Skyhawks Sports Academy
- Industry: Youth Sports
- Founded: 1979
- Headquarters: Spokane, Washington, United States
- Number of locations: Programming available nationwide
- Key people: Jason Frazier (President) / (COO) Josh Kaiel (VP of Franchise)
- Products: Baseball Basketball Cheerleading Flag Football Golf Lacrosse Multi-Sport Soccer Tennis Track & Field Volleyball
- Website: www.skyhawks.com

= Skyhawks Sports Academy =

Youth sports camp in Spokane, Washington, USA

Skyhawks Sports Academy is a youth sports camp organization based in Spokane, Washington, United States. The organization was founded in Spokane in 1979 as a soccer program where children could learn sports in a fun, safe and non-competitive environment. Skyhawks now offer programs in more than 11 different sports for children ages 4–14 across North America. The format includes week-long summer camps, clinics, and year-round after-school programs that range from 45 minutes to 6 hours, per day.

==History==

===Public-private partnerships===
Skyhawks Sports offers sports camps through public-private partnerships. Partnerships with Skyhawks Sports have been made with city recreation departments, youth sport organizations, youth soccer clubs, YMCAs, boys and girls clubs, school districts, and religious institutions.

===1980s===
In 1980, Skyhawks Sports Academy offered its first soccer camp in partnership with Spokane Youth Sports Association. Throughout the 1980s Skyhawks Sports Academy offered soccer camps throughout the Pacific Northwest (Washington, Idaho, Montana and Oregon).

===1990s===
In the 1990s Skyhawks Sports Academy expanded its operations to include California, Texas, Utah, Wyoming, Colorado, Massachusetts, Connecticut, New Jersey and Minnesota. In 1991 Skyhawks Sports Academy created its Mini-Hawk program, which combined soccer, baseball and basketball for children between the ages of four and seven. Skyhawks Sports also added roller hockey, golf, and flag football.
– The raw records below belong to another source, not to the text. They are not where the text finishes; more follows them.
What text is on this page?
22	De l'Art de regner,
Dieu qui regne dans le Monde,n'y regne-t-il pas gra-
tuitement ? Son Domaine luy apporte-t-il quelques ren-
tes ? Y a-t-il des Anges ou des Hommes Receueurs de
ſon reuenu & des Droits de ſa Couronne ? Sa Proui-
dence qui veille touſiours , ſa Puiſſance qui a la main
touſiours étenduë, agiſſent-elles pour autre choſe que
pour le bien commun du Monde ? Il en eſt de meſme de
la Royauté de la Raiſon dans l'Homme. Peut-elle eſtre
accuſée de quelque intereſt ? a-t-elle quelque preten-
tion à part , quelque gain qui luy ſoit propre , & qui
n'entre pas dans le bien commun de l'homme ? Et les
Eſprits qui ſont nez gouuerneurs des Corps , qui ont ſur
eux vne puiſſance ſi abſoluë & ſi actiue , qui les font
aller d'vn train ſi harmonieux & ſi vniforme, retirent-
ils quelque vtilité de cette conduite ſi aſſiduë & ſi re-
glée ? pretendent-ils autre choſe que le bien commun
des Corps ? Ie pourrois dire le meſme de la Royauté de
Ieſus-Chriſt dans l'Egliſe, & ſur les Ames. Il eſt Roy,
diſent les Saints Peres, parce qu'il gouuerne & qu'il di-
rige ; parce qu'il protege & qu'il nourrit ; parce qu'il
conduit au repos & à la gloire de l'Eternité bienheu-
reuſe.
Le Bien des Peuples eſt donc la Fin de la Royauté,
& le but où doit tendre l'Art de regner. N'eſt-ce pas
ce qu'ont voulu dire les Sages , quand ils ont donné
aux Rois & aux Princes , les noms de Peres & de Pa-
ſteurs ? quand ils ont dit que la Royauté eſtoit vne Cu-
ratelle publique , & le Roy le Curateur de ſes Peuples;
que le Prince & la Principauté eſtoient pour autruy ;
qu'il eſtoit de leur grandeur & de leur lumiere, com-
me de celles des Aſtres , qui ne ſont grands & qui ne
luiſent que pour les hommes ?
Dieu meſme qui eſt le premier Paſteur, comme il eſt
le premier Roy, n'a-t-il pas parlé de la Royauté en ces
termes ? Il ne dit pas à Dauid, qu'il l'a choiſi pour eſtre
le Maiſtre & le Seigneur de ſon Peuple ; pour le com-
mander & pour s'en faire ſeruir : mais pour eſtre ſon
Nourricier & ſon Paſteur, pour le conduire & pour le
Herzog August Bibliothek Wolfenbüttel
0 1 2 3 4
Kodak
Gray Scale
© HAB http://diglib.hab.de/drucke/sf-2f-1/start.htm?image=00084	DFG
After-school programs, a Skyhawks Sport Academy website and online camper registration process were also added to Skyhawks Sports Academy in the 1990s.

===2000s===
In the 2000s Skyhawks Sports introduced tennis, volleyball, cheerleading, skateboarding, and track and field. Skyhawks Sports expanded into New Hampshire, Maine, Rhode Island, New York, Pennsylvania, Illinois, Wisconsin, Ohio, Indiana and Missouri.

===2010s===

Skyhawks acquires popular young child sports company SoccerTots. Under Skyhawks SoccerTots becomes SuperTots Sports Academy and expands its sport offerings creating a single company for sport education for children ages 18 months through 14 years.

==Camps and programs==

===Progressive curriculum===
The company applies a five-step curriculum for children, who are grouped by age:
- Introduce
  - For children ages 3–5- Introduce the active lifestyle. First steps towards fitness and sports
- Discover
  - For children ages 4–6- Discover sports. Concentrates on children’s attainments and self-discovery
- Develop
  - For children ages 6–8- Develop the love of the game. Increase skills and strength
- Refine
  - For children ages 6–12- Refining of skills. Advanced skills

===Safety===
Skyhawks most well-known safety measure is the “Gate System and Parking Lot Duty.” Coaches greet parents and campers in the parking lot on arrival, and guide them via a check-in/check-out gate system into the field or court.

===Sports===
- Soccer
- Basketball
- Flag Football
- Baseball
- Volleyball
- Golf
- Cheerleading
- Multi-Sport
- Tennis
- Track and Field
- Lacrosse

===Staff===
Skyhawks coaches' and site directors' job is to emphasize teamwork and learning life skills through sports. All Skyhawks Sports staff complete a certification process that includes:
- Interview and tryout screening
  - Proof of strong athletic skills
  - Proof of being a great role model for kids and a minimum 3.0 GPA
- National background check
- CPR and first-aid certification
- Testing on and off the field or court
- Training and skill development workshops

==Franchising==
Skyhawks Sports began offering franchising opportunities in 2007. Local franchisees can now own and operate their own Skyhawks Sports camp. The Skyhawks Sports Program includes marketing strategies and the technology to manage events, marketing, and staff—all of these are included in the Confidential Operations Manual.